While it might be argued that Shapiro goes too far in attributing his peers’ self-absorption to forces inside the medical school rather than to those at large in the “Me Decade,” he spotlights a broader range of maladies than have better-known medical writers, such as Perri Klass (“A Not Entirely Benign Procedure”) and Melvin Konner (“Becoming a Doctor”). As Shapiro sees it, the problems range from America’s “deplorable” health insurance system to medical school admissions based solely on “marks” (grades that encourage obedience and detract from creative, unusual pursuits) and “pull” (which favors the rich and well-connected). More fundamentally, they are rooted in the authoritarian air that pervades medical settings.

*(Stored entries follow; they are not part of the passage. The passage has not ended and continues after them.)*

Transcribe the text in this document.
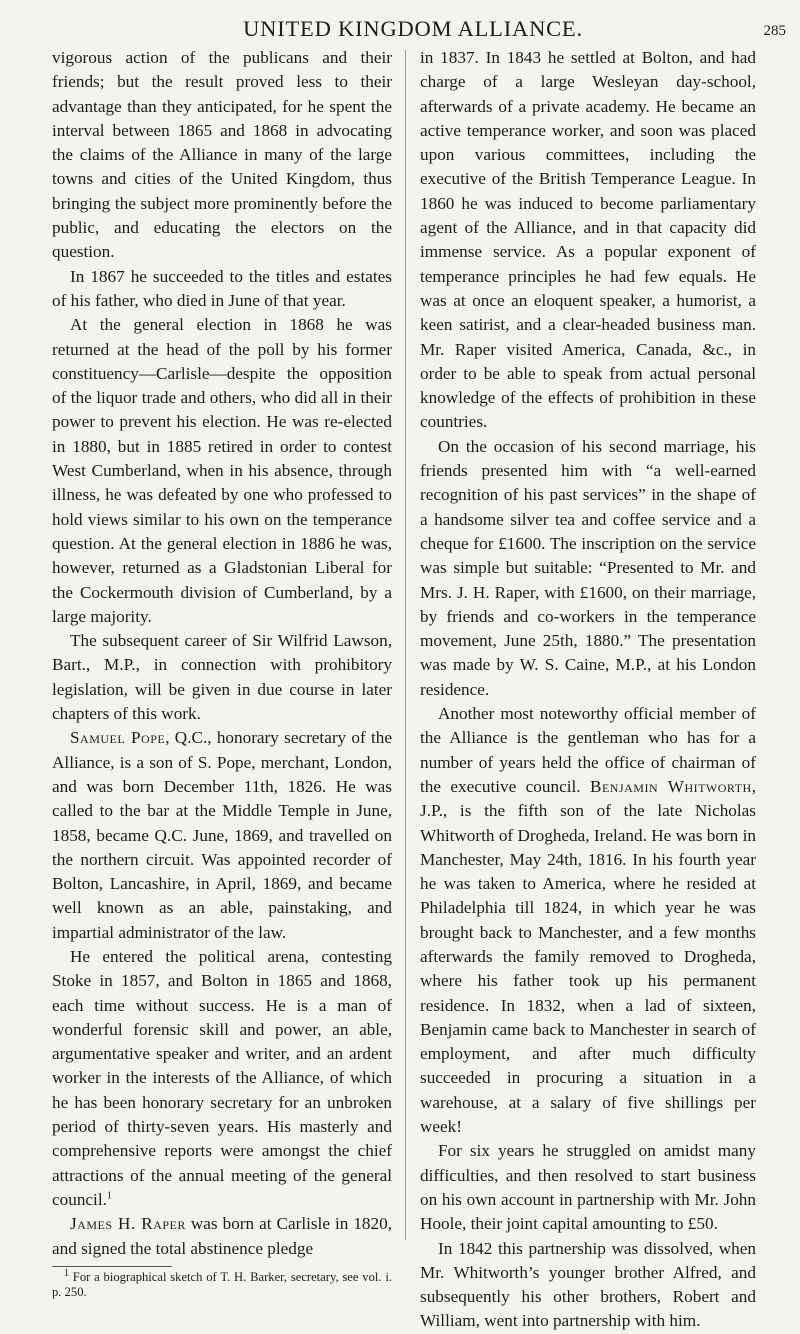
UNITED KINGDOM ALLIANCE.	285

vigorous action of the publicans and their friends; but the result proved less to their advantage than they anticipated, for he spent the interval between 1865 and 1868 in advocating the claims of the Alliance in many of the large towns and cities of the United Kingdom, thus bringing the subject more prominently before the public, and educating the electors on the question.

In 1867 he succeeded to the titles and estates of his father, who died in June of that year.

At the general election in 1868 he was returned at the head of the poll by his former constituency—Carlisle—despite the opposition of the liquor trade and others, who did all in their power to prevent his election. He was re-elected in 1880, but in 1885 retired in order to contest West Cumberland, when in his absence, through illness, he was defeated by one who professed to hold views similar to his own on the temperance question. At the general election in 1886 he was, however, returned as a Gladstonian Liberal for the Cockermouth division of Cumberland, by a large majority.

The subsequent career of Sir Wilfrid Lawson, Bart., M.P., in connection with prohibitory legislation, will be given in due course in later chapters of this work.

Samuel Pope, Q.C., honorary secretary of the Alliance, is a son of S. Pope, merchant, London, and was born December 11th, 1826. He was called to the bar at the Middle Temple in June, 1858, became Q.C. June, 1869, and travelled on the northern circuit. Was appointed recorder of Bolton, Lancashire, in April, 1869, and became well known as an able, painstaking, and impartial administrator of the law.

He entered the political arena, contesting Stoke in 1857, and Bolton in 1865 and 1868, each time without success. He is a man of wonderful forensic skill and power, an able, argumentative speaker and writer, and an ardent worker in the interests of the Alliance, of which he has been honorary secretary for an unbroken period of thirty-seven years. His masterly and comprehensive reports were amongst the chief attractions of the annual meeting of the general council.$^1$

James H. Raper was born at Carlisle in 1820, and signed the total abstinence pledge

$^1$ For a biographical sketch of T. H. Barker, secretary, see vol. i. p. 250.

in 1837. In 1843 he settled at Bolton, and had charge of a large Wesleyan day-school, afterwards of a private academy. He became an active temperance worker, and soon was placed upon various committees, including the executive of the British Temperance League. In 1860 he was induced to become parliamentary agent of the Alliance, and in that capacity did immense service. As a popular exponent of temperance principles he had few equals. He was at once an eloquent speaker, a humorist, a keen satirist, and a clear-headed business man. Mr. Raper visited America, Canada, &c., in order to be able to speak from actual personal knowledge of the effects of prohibition in these countries.

On the occasion of his second marriage, his friends presented him with “a well-earned recognition of his past services” in the shape of a handsome silver tea and coffee service and a cheque for £1600. The inscription on the service was simple but suitable: “Presented to Mr. and Mrs. J. H. Raper, with £1600, on their marriage, by friends and co-workers in the temperance movement, June 25th, 1880.” The presentation was made by W. S. Caine, M.P., at his London residence.

Another most noteworthy official member of the Alliance is the gentleman who has for a number of years held the office of chairman of the executive council. Benjamin Whitworth, J.P., is the fifth son of the late Nicholas Whitworth of Drogheda, Ireland. He was born in Manchester, May 24th, 1816. In his fourth year he was taken to America, where he resided at Philadelphia till 1824, in which year he was brought back to Manchester, and a few months afterwards the family removed to Drogheda, where his father took up his permanent residence. In 1832, when a lad of sixteen, Benjamin came back to Manchester in search of employment, and after much difficulty succeeded in procuring a situation in a warehouse, at a salary of five shillings per week!

For six years he struggled on amidst many difficulties, and then resolved to start business on his own account in partnership with Mr. John Hoole, their joint capital amounting to £50.

In 1842 this partnership was dissolved, when Mr. Whitworth’s younger brother Alfred, and subsequently his other brothers, Robert and William, went into partnership with him.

“Getting Doctored” has not captured Klass or Konner’s wide readership, one can surmise, because Shapiro’s tone is decidedly Marxist. In Marxism, Shapiro has found a discipline that tackles large, murky issues while retaining at least a veneer of scientific preciseness (terms like structural iatrogenesis appear frequently in these pages). Not everyone is likely to share Shapiro’s sanguine notion that “a general transformation of society itself” can eliminate all authority “but that which exists for the mutual benefit of the parties involved”; human nature is too intransigent, some would argue. But the smaller changes Shapiro proposes for the interim are solidly supported by analysis that is often clear and convincing.

NOTEWORTHY: Celebration, Mary Lee Settle (Harper & Row: $7.95), follows a love affair between a widowed anthropologist and a Scottish geologist who discover, after a brush with death, the necessity for living an adventurous, intense life where “objects are more defined (and) colors are brighter.” The Perpetual Orgy: Flaubert and Madame Bovary, Mario Vargas Llosa (Farrar, Straus & Giroux: $8.95), was widely acclaimed last year as “the best single account” of Flaubert’s novel.